"I consider myself really close to Kirstin so I would always offer support to her and I hoped that she was getting all the help she needed as well, which was my main concern as well because you never know what's going on from outside looking in."
In terms of getting back to him, Henare says it was a tepid "yeah-thanks-but-no-thanks" response from the franchise so he didn't receive any hint of interest as such.
"I said to them, 'Look, I don't plan on doing it for free so I would need for it to work' and I had a couple of stipulations there.
"All of that was over-the-phone stuff so we never got to the stage of negotiating or anything like that."
The last thing he wants is to make life difficult for the Hawks and he was quite taken aback with the lack of engagement.
"I just wanted the team to do well," says the 38-year-old former Hawks coach/captain who had spoken with franchise general manager Kevin Wagg after, it is understood, a former board member of the previous franchise, David Aflallo, approached Henare.
His appointment would certainly have filled the Pettigrew-Green Arena in Taradale, which this season draws a near-50 per cent crowd on gold-coin donations.
Henare believes Daly-Taylor is more than capable of coaching at the NBL level.
Franchise board member Ben Hill, a former Tall Black and Hawks player who led the amateur Hawke's Bay second-tier team to victory last season, has taken over as caretaker coach.
"I've been working with Kirstin for a long time. Actually I played under her as a head coach and she'd done a great job with us. I think it was in 2003 when I was her assistant coach as well," says Henare.
While not privy to the inside runnings of the Hawks, he says he knows co-skippers Jarrod Kenny and Everard Bartlett have respect for her built over time so there's a possibility other players may not have had that privilege.
"That's not me saying the other guys don't respect her but the two leaders of the group really do have respect for Kirstin."
Moving on, Henare says he has suggested to the franchise it needs to bring on board Hastings-born Paora Winitana from next season.
"I'm not sure what their plan is with Benny and that.

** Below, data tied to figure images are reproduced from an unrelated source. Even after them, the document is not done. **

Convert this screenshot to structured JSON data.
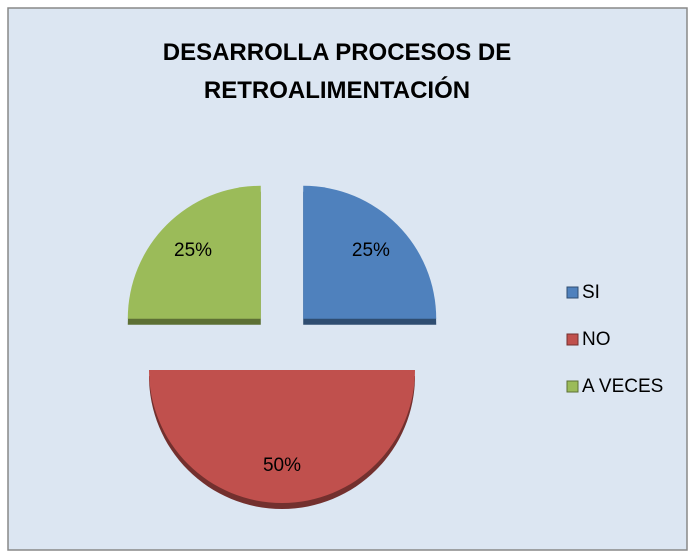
{
  "chart_data": {
    "type": "pie",
    "title": "DESARROLLA PROCESOS DE RETROALIMENTACIÓN",
    "categories": [
      "SI",
      "NO",
      "A VECES"
    ],
    "values": [
      25,
      50,
      25
    ],
    "value_labels": [
      "25%",
      "50%",
      "25%"
    ],
    "colors": [
      "#4f81bd",
      "#c0504d",
      "#9bbb59"
    ],
    "legend": "right"
  }
}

Benny's done a good job, you know, considering he got thrown in in the last minute," he says of Hill who immediately led the Hawks to back-to-back victories over James Blond Super City Rangers on the road a day after accepting the role and at home against battlers Mike Pero Nelson Giants.
But that bubble burst with losses away to SIT Zero Fees Southland Sharks and at home to the Rangers last Saturday night.
"I wasn't even aware that Benny was coaching," he says.
Henare left the Hawks in 2012 after Bay businessman Rod Earnshaw stepped down as the franchise owner.
"I just didn't get a good feel for the security of my future and, again, it was just another timing thing so the Southland job came up and I applied for that and got it.
"I was working fulltime for the Hawks and during the process of [the franchise ownership] changing hands they weren't in a position to make any concrete offers," he says, highlighting the priorities of his young family had taken precedence.